Pagi itu senyumku indah seindah matahari yang baru merekah. Kecupan hangat darimu menyapaku lebih awal dari matahari. Sehabis sholat subuh berjamaah kuberitakan padamu tentang kehamilanku yang memasuki dua minggu. Si Kecil bahagia sekali karena akan mendapatkan adik. Ini adalah kejutan bahagia yang berlipat-lipat. Hadiah dari Allah karena kita sudah melewati cobaan dariNya. InsyaAllah banyak hikmah yang kita peroleh.
Akan kujaga keluarga kecilku ini, tapi tentu saja dengan bantuan Allah. Yah, aku Siti Masriah, suamiku Muhammad Prasetyo, Si Kecil Muhammad Fajar Al-Maliki dan cabang bayi yang masih dalam kandung, kami adalah keluarga kecil bahagia saat ini. Berjanji akan selalu berjuang di jalan Allah. Lebih bersabar dan ikhlas menghadapi segala pemberian dariNya. Baik atau buruk sekali pun, InsyaAllah!
Kabar berita tentang keadaan Anita, wanita yang pernah dinikah siri oleh suamiku sudah kami terima lewat e-mail sebulan yang lalu. Dia menyesali perbuatannya karena telah menipu suamiku dengan menuduh suamiku mengahamilinya.
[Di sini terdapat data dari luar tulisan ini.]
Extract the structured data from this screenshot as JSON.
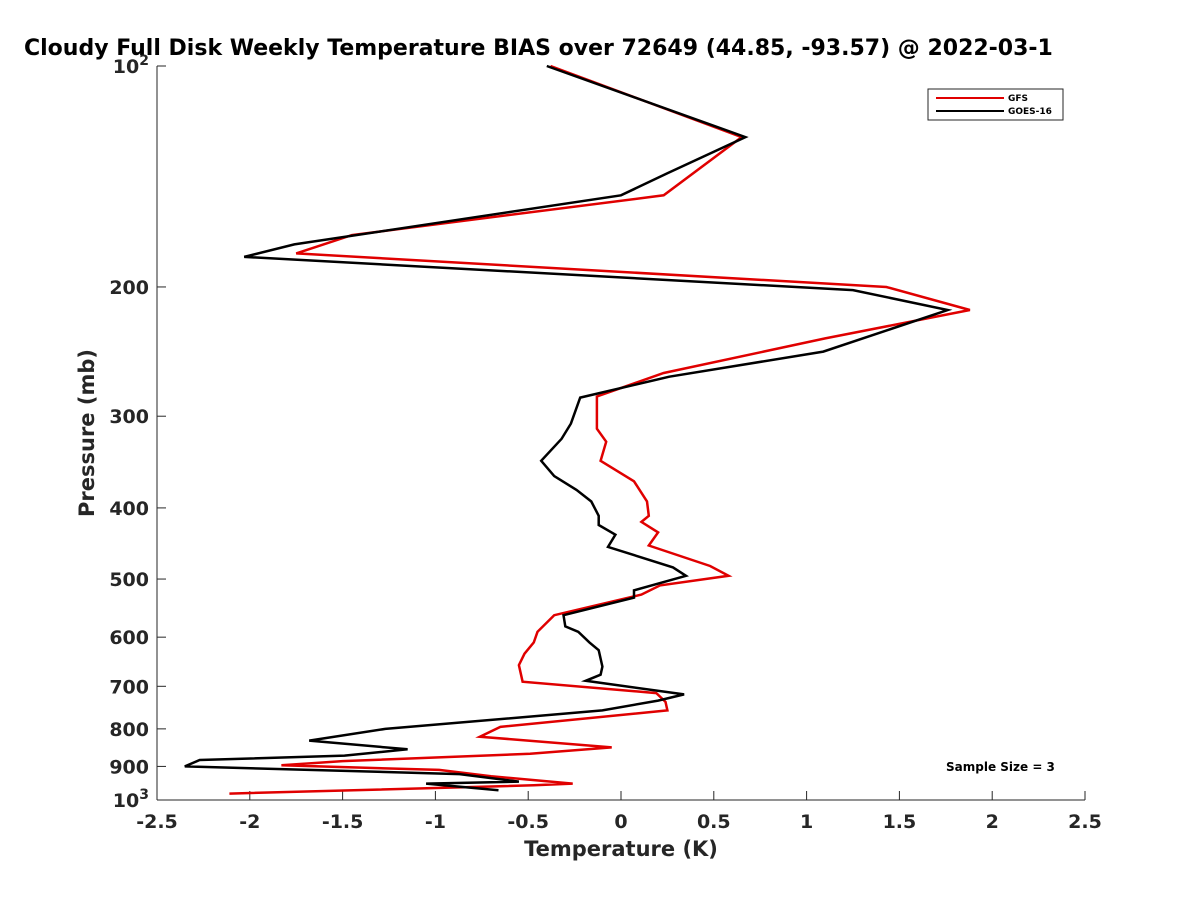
{
  "chart_data": {
    "type": "line",
    "title": "Cloudy Full Disk Weekly Temperature BIAS over 72649 (44.85, -93.57) @ 2022-03-1",
    "xlabel": "Temperature (K)",
    "ylabel": "Pressure (mb)",
    "xlim": [
      -2.5,
      2.5
    ],
    "ylim": [
      100,
      1000
    ],
    "y_scale": "log",
    "y_reversed": true,
    "x_ticks": [
      "-2.5",
      "-2",
      "-1.5",
      "-1",
      "-0.5",
      "0",
      "0.5",
      "1",
      "1.5",
      "2",
      "2.5"
    ],
    "y_ticks": [
      {
        "value": 100,
        "base": "10",
        "exp": "2"
      },
      {
        "value": 200,
        "label": "200"
      },
      {
        "value": 300,
        "label": "300"
      },
      {
        "value": 400,
        "label": "400"
      },
      {
        "value": 500,
        "label": "500"
      },
      {
        "value": 600,
        "label": "600"
      },
      {
        "value": 700,
        "label": "700"
      },
      {
        "value": 800,
        "label": "800"
      },
      {
        "value": 900,
        "label": "900"
      },
      {
        "value": 1000,
        "base": "10",
        "exp": "3"
      }
    ],
    "grid": false,
    "legend_position": "top-right",
    "annotation": "Sample Size = 3",
    "series": [
      {
        "name": "GFS",
        "color": "#e00000",
        "points": [
          [
            -0.38,
            100
          ],
          [
            0.65,
            125
          ],
          [
            0.23,
            150
          ],
          [
            -1.45,
            170
          ],
          [
            -1.75,
            180
          ],
          [
            1.43,
            200
          ],
          [
            1.88,
            215
          ],
          [
            1.1,
            235
          ],
          [
            0.23,
            262
          ],
          [
            -0.13,
            282
          ],
          [
            -0.13,
            312
          ],
          [
            -0.08,
            325
          ],
          [
            -0.11,
            345
          ],
          [
            0.07,
            368
          ],
          [
            0.14,
            392
          ],
          [
            0.15,
            410
          ],
          [
            0.11,
            418
          ],
          [
            0.2,
            432
          ],
          [
            0.15,
            450
          ],
          [
            0.48,
            480
          ],
          [
            0.58,
            495
          ],
          [
            0.21,
            510
          ],
          [
            0.11,
            525
          ],
          [
            -0.36,
            560
          ],
          [
            -0.45,
            590
          ],
          [
            -0.47,
            610
          ],
          [
            -0.52,
            632
          ],
          [
            -0.55,
            655
          ],
          [
            -0.53,
            690
          ],
          [
            0.19,
            715
          ],
          [
            0.24,
            735
          ],
          [
            0.25,
            755
          ],
          [
            -0.65,
            795
          ],
          [
            -0.76,
            820
          ],
          [
            -0.05,
            848
          ],
          [
            -0.49,
            865
          ],
          [
            -1.5,
            885
          ],
          [
            -1.83,
            897
          ],
          [
            -0.98,
            910
          ],
          [
            -0.7,
            928
          ],
          [
            -0.26,
            950
          ],
          [
            -0.47,
            955
          ],
          [
            -2.11,
            980
          ]
        ]
      },
      {
        "name": "GOES-16",
        "color": "#000000",
        "points": [
          [
            -0.4,
            100
          ],
          [
            0.67,
            125
          ],
          [
            0.25,
            140
          ],
          [
            0.0,
            150
          ],
          [
            -1.76,
            175
          ],
          [
            -2.03,
            182
          ],
          [
            1.25,
            202
          ],
          [
            1.76,
            215
          ],
          [
            1.09,
            245
          ],
          [
            0.26,
            265
          ],
          [
            -0.22,
            283
          ],
          [
            -0.27,
            307
          ],
          [
            -0.32,
            322
          ],
          [
            -0.43,
            345
          ],
          [
            -0.36,
            362
          ],
          [
            -0.24,
            378
          ],
          [
            -0.16,
            392
          ],
          [
            -0.12,
            410
          ],
          [
            -0.12,
            422
          ],
          [
            -0.03,
            435
          ],
          [
            -0.07,
            452
          ],
          [
            0.28,
            482
          ],
          [
            0.35,
            495
          ],
          [
            0.07,
            518
          ],
          [
            0.07,
            530
          ],
          [
            -0.31,
            560
          ],
          [
            -0.3,
            580
          ],
          [
            -0.23,
            590
          ],
          [
            -0.17,
            610
          ],
          [
            -0.12,
            625
          ],
          [
            -0.1,
            658
          ],
          [
            -0.11,
            675
          ],
          [
            -0.19,
            688
          ],
          [
            0.34,
            718
          ],
          [
            0.2,
            732
          ],
          [
            -0.1,
            755
          ],
          [
            -1.27,
            800
          ],
          [
            -1.68,
            830
          ],
          [
            -1.15,
            853
          ],
          [
            -1.49,
            870
          ],
          [
            -2.27,
            882
          ],
          [
            -2.35,
            900
          ],
          [
            -0.87,
            922
          ],
          [
            -0.55,
            944
          ],
          [
            -1.05,
            950
          ],
          [
            -0.66,
            970
          ]
        ]
      }
    ]
  }
}
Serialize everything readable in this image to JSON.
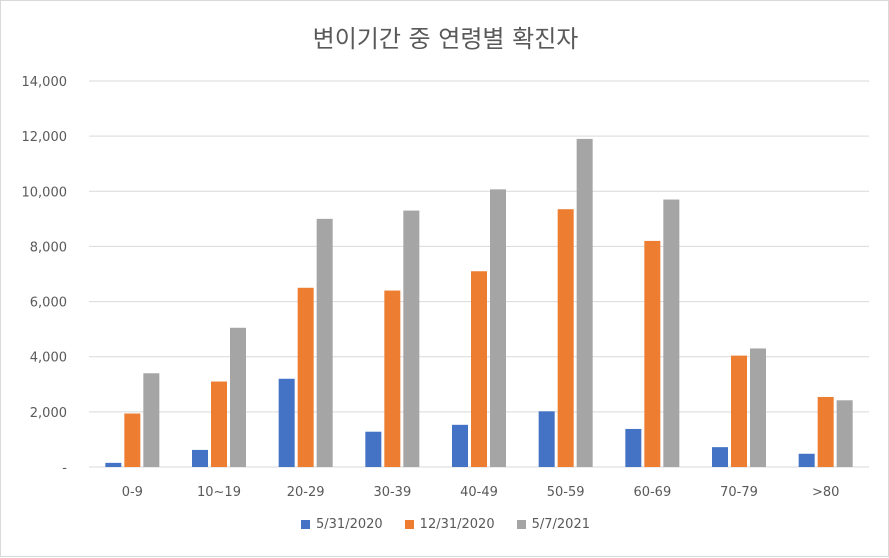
{
  "chart_data": {
    "type": "bar",
    "title": "변이기간 중 연령별 확진자",
    "categories": [
      "0-9",
      "10~19",
      "20-29",
      "30-39",
      "40-49",
      "50-59",
      "60-69",
      "70-79",
      ">80"
    ],
    "series": [
      {
        "name": "5/31/2020",
        "color": "#4472C4",
        "values": [
          150,
          620,
          3200,
          1280,
          1530,
          2020,
          1380,
          720,
          480
        ]
      },
      {
        "name": "12/31/2020",
        "color": "#ED7D31",
        "values": [
          1940,
          3100,
          6500,
          6400,
          7100,
          9350,
          8200,
          4040,
          2540
        ]
      },
      {
        "name": "5/7/2021",
        "color": "#A5A5A5",
        "values": [
          3400,
          5050,
          9000,
          9300,
          10070,
          11900,
          9700,
          4300,
          2420
        ]
      }
    ],
    "ylim": [
      0,
      14000
    ],
    "yticks": [
      0,
      2000,
      4000,
      6000,
      8000,
      10000,
      12000,
      14000
    ],
    "ytick_labels": [
      "-",
      "2,000",
      "4,000",
      "6,000",
      "8,000",
      "10,000",
      "12,000",
      "14,000"
    ],
    "grid": true,
    "legend_position": "bottom"
  }
}
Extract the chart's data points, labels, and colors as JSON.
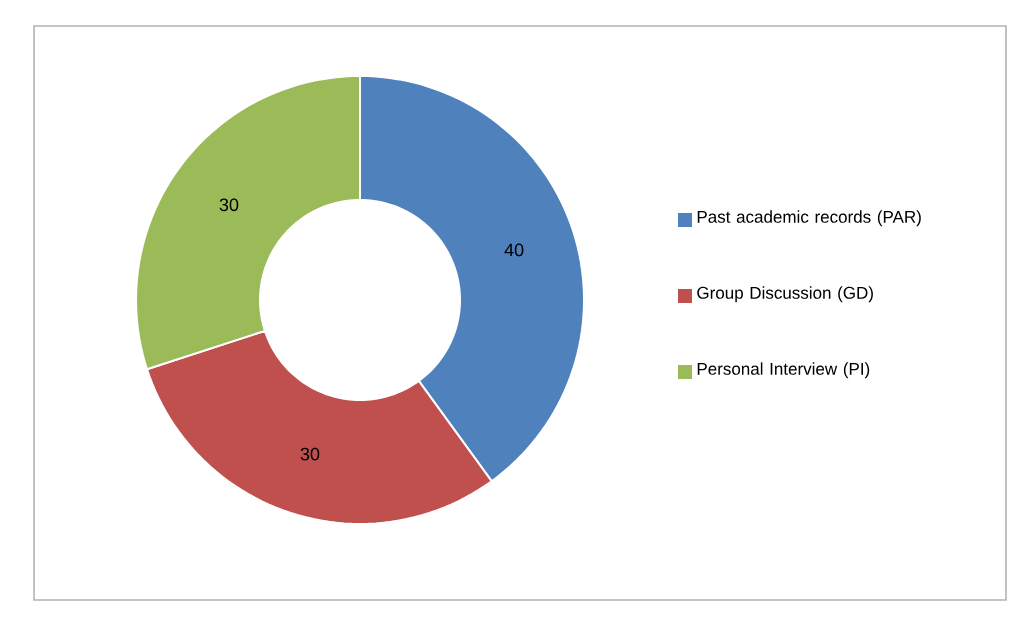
{
  "chart_data": {
    "type": "donut",
    "categories": [
      "Past academic records (PAR)",
      "Group Discussion (GD)",
      "Personal Interview (PI)"
    ],
    "values": [
      40,
      30,
      30
    ],
    "colors": [
      "#4f81bd",
      "#c0504d",
      "#9bbb59"
    ],
    "data_labels": true,
    "legend": "right"
  }
}
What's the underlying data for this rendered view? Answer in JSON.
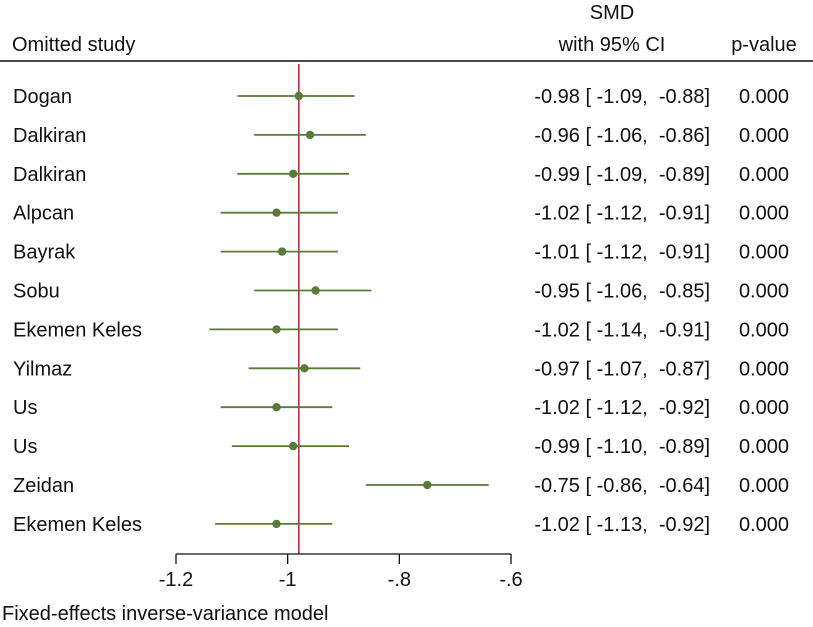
{
  "chart_data": {
    "type": "forest",
    "columns": {
      "study": "Omitted study",
      "effect_line1": "SMD",
      "effect_line2": "with 95% CI",
      "pvalue": "p-value"
    },
    "rows": [
      {
        "study": "Dogan",
        "est": -0.98,
        "lo": -1.09,
        "hi": -0.88,
        "ci_text": "-0.98 [ -1.09,  -0.88]",
        "p": "0.000"
      },
      {
        "study": "Dalkiran",
        "est": -0.96,
        "lo": -1.06,
        "hi": -0.86,
        "ci_text": "-0.96 [ -1.06,  -0.86]",
        "p": "0.000"
      },
      {
        "study": "Dalkiran",
        "est": -0.99,
        "lo": -1.09,
        "hi": -0.89,
        "ci_text": "-0.99 [ -1.09,  -0.89]",
        "p": "0.000"
      },
      {
        "study": "Alpcan",
        "est": -1.02,
        "lo": -1.12,
        "hi": -0.91,
        "ci_text": "-1.02 [ -1.12,  -0.91]",
        "p": "0.000"
      },
      {
        "study": "Bayrak",
        "est": -1.01,
        "lo": -1.12,
        "hi": -0.91,
        "ci_text": "-1.01 [ -1.12,  -0.91]",
        "p": "0.000"
      },
      {
        "study": "Sobu",
        "est": -0.95,
        "lo": -1.06,
        "hi": -0.85,
        "ci_text": "-0.95 [ -1.06,  -0.85]",
        "p": "0.000"
      },
      {
        "study": "Ekemen Keles",
        "est": -1.02,
        "lo": -1.14,
        "hi": -0.91,
        "ci_text": "-1.02 [ -1.14,  -0.91]",
        "p": "0.000"
      },
      {
        "study": "Yilmaz",
        "est": -0.97,
        "lo": -1.07,
        "hi": -0.87,
        "ci_text": "-0.97 [ -1.07,  -0.87]",
        "p": "0.000"
      },
      {
        "study": "Us",
        "est": -1.02,
        "lo": -1.12,
        "hi": -0.92,
        "ci_text": "-1.02 [ -1.12,  -0.92]",
        "p": "0.000"
      },
      {
        "study": "Us",
        "est": -0.99,
        "lo": -1.1,
        "hi": -0.89,
        "ci_text": "-0.99 [ -1.10,  -0.89]",
        "p": "0.000"
      },
      {
        "study": "Zeidan",
        "est": -0.75,
        "lo": -0.86,
        "hi": -0.64,
        "ci_text": "-0.75 [ -0.86,  -0.64]",
        "p": "0.000"
      },
      {
        "study": "Ekemen Keles",
        "est": -1.02,
        "lo": -1.13,
        "hi": -0.92,
        "ci_text": "-1.02 [ -1.13,  -0.92]",
        "p": "0.000"
      }
    ],
    "reference_value": -0.98,
    "xlim": [
      -1.2,
      -0.6
    ],
    "xticks": [
      -1.2,
      -1.0,
      -0.8,
      -0.6
    ],
    "xtick_labels": [
      "-1.2",
      "-1",
      "-.8",
      "-.6"
    ],
    "footnote": "Fixed-effects inverse-variance model",
    "colors": {
      "marker": "#5a7a3a",
      "ci_line": "#5a7a3a",
      "reference_line": "#b22234",
      "text": "#111111",
      "rule": "#111111"
    }
  }
}
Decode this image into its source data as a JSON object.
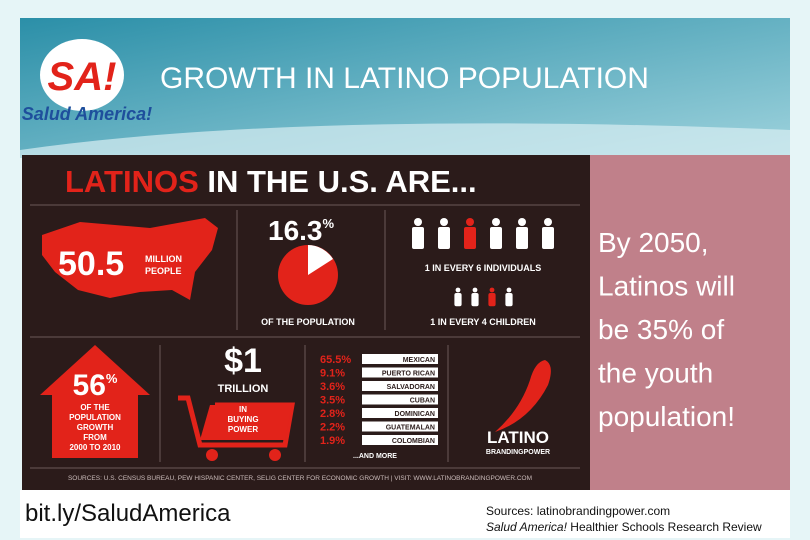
{
  "header": {
    "title": "GROWTH IN LATINO POPULATION"
  },
  "logo": {
    "mark": "SA!",
    "name": "Salud America!"
  },
  "infographic": {
    "heading_highlight": "LATINOS",
    "heading_rest": "IN THE U.S. ARE...",
    "population": {
      "value": "50.5",
      "unit_line1": "MILLION",
      "unit_line2": "PEOPLE"
    },
    "share": {
      "value": "16.3",
      "unit": "%",
      "caption": "OF THE POPULATION"
    },
    "individuals": "1 IN EVERY 6 INDIVIDUALS",
    "children": "1 IN EVERY 4 CHILDREN",
    "growth": {
      "value": "56",
      "unit": "%",
      "lines": [
        "OF THE",
        "POPULATION",
        "GROWTH",
        "FROM",
        "2000 TO 2010"
      ]
    },
    "buying": {
      "value": "$1",
      "unit": "TRILLION",
      "lines": [
        "IN",
        "BUYING",
        "POWER"
      ]
    },
    "origins": [
      [
        "65.5%",
        "MEXICAN"
      ],
      [
        "9.1%",
        "PUERTO RICAN"
      ],
      [
        "3.6%",
        "SALVADORAN"
      ],
      [
        "3.5%",
        "CUBAN"
      ],
      [
        "2.8%",
        "DOMINICAN"
      ],
      [
        "2.2%",
        "GUATEMALAN"
      ],
      [
        "1.9%",
        "COLOMBIAN"
      ]
    ],
    "origins_more": "...AND MORE",
    "brand": {
      "name": "LATINO",
      "sub": "BRANDINGPOWER"
    },
    "sources": "SOURCES: U.S. CENSUS BUREAU, PEW HISPANIC CENTER, SELIG CENTER FOR ECONOMIC GROWTH  |  VISIT: WWW.LATINOBRANDINGPOWER.COM"
  },
  "callout": {
    "lines": [
      "By 2050,",
      "Latinos will",
      "be 35% of",
      "the youth",
      "population!"
    ]
  },
  "footer": {
    "link": "bit.ly/SaludAmerica",
    "sources": "Sources: latinobrandingpower.com",
    "review_italic": "Salud America!",
    "review_rest": " Healthier Schools Research Review"
  }
}
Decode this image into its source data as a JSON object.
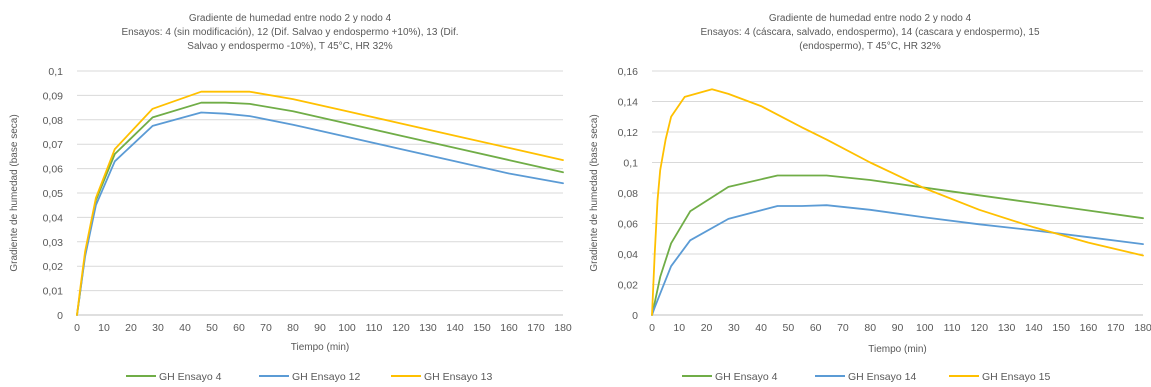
{
  "chart_data": [
    {
      "type": "line",
      "title_lines": [
        "Gradiente de humedad entre nodo 2 y nodo 4",
        "Ensayos: 4 (sin modificación), 12 (Dif. Salvao y endospermo +10%), 13 (Dif.",
        "Salvao y endospermo -10%), T 45°C, HR 32%"
      ],
      "xlabel": "Tiempo (min)",
      "ylabel": "Gradiente de humedad (base seca)",
      "xlim": [
        0,
        180
      ],
      "ylim": [
        0,
        0.1
      ],
      "xticks": [
        0,
        10,
        20,
        30,
        40,
        50,
        60,
        70,
        80,
        90,
        100,
        110,
        120,
        130,
        140,
        150,
        160,
        170,
        180
      ],
      "yticks": [
        0,
        0.01,
        0.02,
        0.03,
        0.04,
        0.05,
        0.06,
        0.07,
        0.08,
        0.09,
        0.1
      ],
      "ytick_labels": [
        "0",
        "0,01",
        "0,02",
        "0,03",
        "0,04",
        "0,05",
        "0,06",
        "0,07",
        "0,08",
        "0,09",
        "0,1"
      ],
      "grid": true,
      "legend_position": "bottom",
      "series": [
        {
          "name": "GH Ensayo 4",
          "color": "#70ad47",
          "x": [
            0,
            1,
            3,
            7,
            14,
            28,
            46,
            55,
            64,
            80,
            100,
            120,
            140,
            160,
            180
          ],
          "y": [
            0,
            0.008,
            0.025,
            0.047,
            0.066,
            0.081,
            0.087,
            0.087,
            0.0865,
            0.0835,
            0.0785,
            0.0735,
            0.0685,
            0.0635,
            0.0585
          ]
        },
        {
          "name": "GH Ensayo 12",
          "color": "#5b9bd5",
          "x": [
            0,
            1,
            3,
            7,
            14,
            28,
            46,
            55,
            64,
            80,
            100,
            120,
            140,
            160,
            180
          ],
          "y": [
            0,
            0.008,
            0.024,
            0.045,
            0.063,
            0.0775,
            0.083,
            0.0825,
            0.0815,
            0.078,
            0.073,
            0.068,
            0.063,
            0.058,
            0.054
          ]
        },
        {
          "name": "GH Ensayo 13",
          "color": "#ffc000",
          "x": [
            0,
            1,
            3,
            7,
            14,
            28,
            46,
            55,
            64,
            80,
            100,
            120,
            140,
            160,
            180
          ],
          "y": [
            0,
            0.009,
            0.026,
            0.048,
            0.068,
            0.0845,
            0.0915,
            0.0915,
            0.0915,
            0.0885,
            0.0835,
            0.0785,
            0.0735,
            0.0685,
            0.0635
          ]
        }
      ]
    },
    {
      "type": "line",
      "title_lines": [
        "Gradiente de humedad entre nodo 2 y nodo 4",
        "Ensayos: 4 (cáscara, salvado, endospermo), 14 (cascara y endospermo), 15",
        "(endospermo), T 45°C, HR 32%"
      ],
      "xlabel": "Tiempo (min)",
      "ylabel": "Gradiente de humedad (base seca)",
      "xlim": [
        0,
        180
      ],
      "ylim": [
        0,
        0.16
      ],
      "xticks": [
        0,
        10,
        20,
        30,
        40,
        50,
        60,
        70,
        80,
        90,
        100,
        110,
        120,
        130,
        140,
        150,
        160,
        170,
        180
      ],
      "yticks": [
        0,
        0.02,
        0.04,
        0.06,
        0.08,
        0.1,
        0.12,
        0.14,
        0.16
      ],
      "ytick_labels": [
        "0",
        "0,02",
        "0,04",
        "0,06",
        "0,08",
        "0,1",
        "0,12",
        "0,14",
        "0,16"
      ],
      "grid": true,
      "legend_position": "bottom",
      "series": [
        {
          "name": "GH Ensayo 4",
          "color": "#70ad47",
          "x": [
            0,
            1,
            3,
            7,
            14,
            28,
            46,
            55,
            64,
            80,
            100,
            120,
            140,
            160,
            180
          ],
          "y": [
            0,
            0.008,
            0.025,
            0.047,
            0.068,
            0.084,
            0.0915,
            0.0915,
            0.0915,
            0.0885,
            0.0835,
            0.0785,
            0.0735,
            0.0685,
            0.0635
          ]
        },
        {
          "name": "GH Ensayo 14",
          "color": "#5b9bd5",
          "x": [
            0,
            1,
            3,
            7,
            14,
            28,
            46,
            55,
            64,
            80,
            100,
            120,
            140,
            160,
            180
          ],
          "y": [
            0,
            0.005,
            0.014,
            0.032,
            0.049,
            0.063,
            0.0715,
            0.0715,
            0.072,
            0.069,
            0.064,
            0.0595,
            0.0555,
            0.051,
            0.0465
          ]
        },
        {
          "name": "GH Ensayo 15",
          "color": "#ffc000",
          "x": [
            0,
            1,
            2,
            3,
            5,
            7,
            12,
            22,
            28,
            40,
            55,
            64,
            80,
            100,
            120,
            140,
            160,
            180
          ],
          "y": [
            0,
            0.04,
            0.075,
            0.095,
            0.115,
            0.13,
            0.143,
            0.148,
            0.145,
            0.137,
            0.123,
            0.115,
            0.1,
            0.083,
            0.069,
            0.0575,
            0.0475,
            0.039
          ]
        }
      ]
    }
  ]
}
Menurut pengakuannya dia adalah wanita nakal yang menjajakan diri di diskotik. Suamiku hanya korban.
Suatu malam sewaktu suamiku pulang dan aku memeluknya, dia berlutut meminta maaf lalu menjelaskan semuanya. Ternyata kenyataan yang sebenarnya tidak seperti yang aku bayangkan selama ini. Tak ada maksud sedikit pun suamiku akan berpoligami. Dia hanya mengambil sebuah keputusan salah, saat dirinya disudutkan pada permasalahan wanita. Ini kelemahannya. Seandainya dia jujur padaku dari awal mungkin aku tidak akan su’udzon. Ah, penyesalan memang selalu datang terakhir.
Demi membuktikan cintanya padaku malam itu juga dia menceraikan Anita dan lebih memilih aku.
“Demi Allah, bunda yang ayah pilih. Bunda satu-satu istri yang sholehah, penurut, penyabar dan taat. Apalagi yang kurang dari bunda. Maafkan ayah karena telah melukai hati bunda yang tulus. Maaf…”
Kulihat matanya yang berkaca-kaca itu retak dan meneteskan butiran hangat di pangkuanku. Sebenarnya aku pun sama, rasanya ingin menangis sekeras-kerasnya. Hingga lepas segala beban yang menggerogoti jiwaku. Aku rapuh!
“Lantas bagaimana dengan Anita? Ada darah dagingmu disana yang juga butuh dirimu?” kataku menahan tangis.
“Sebelum pulang kesini ayah sudah mentalaknya. Besok ayah akan urus semua surat perceraian dengannya. Ayah dijebak, bun. Baru tiga bulan ayah mengenalnya saat dia mengatakan kalau dia hamil oleh ayah. Kemungkinan besar itu bukan darah dagingku.”
“Jadi ayah pernah tidur dengannya?”
Beberapa saat kau tak menjawab. Hanya sibuk menundukkan kepala. Tak sanggupkah engkau menengadah sejenak saja menatap mataku? Lalu kau jawab jujur. Apalagi lagi yang kau tutupi dari aku?
“Maaf… saat itu ayah khilaf!”
Ah, perih sekali hatiku saat kudengar kalimat itu keluar dari mulutmu. Tak kuasa aku membayangkan suami yang aku cintai bersetubuh dengan wanita lain. Dimana perasaanmu padaku saat kau melakukan itu semua?
Tapi ya sudahlah semua itu sudah terjadi. Tak mungkin bisa kita mengulangnya dan kembali mengubah cerita lama yang tak diinginkan. Saat ini kau telah kembali jadi milikku seutuhnya. Jangan lagi menyakiti hatiku. Hanya sekali saja dan jangan terulang aku melihatmu menangis, suamiku! Cukup penyesalan itu jadi pembelajaran bagimu. Aku mencintaimu lebih dari separuh nyawaku. Tak akan pernah berhenti aku mengabdi dan berbakti padamu. Meski ada bulan dan bertaburan bintang saat malam, aku tetaplah matahari untukmu. Tetap setia menyinari meski badai datang menghadang. Cintaku padamu tak akan pernah berubah dari segala musim dan waktu.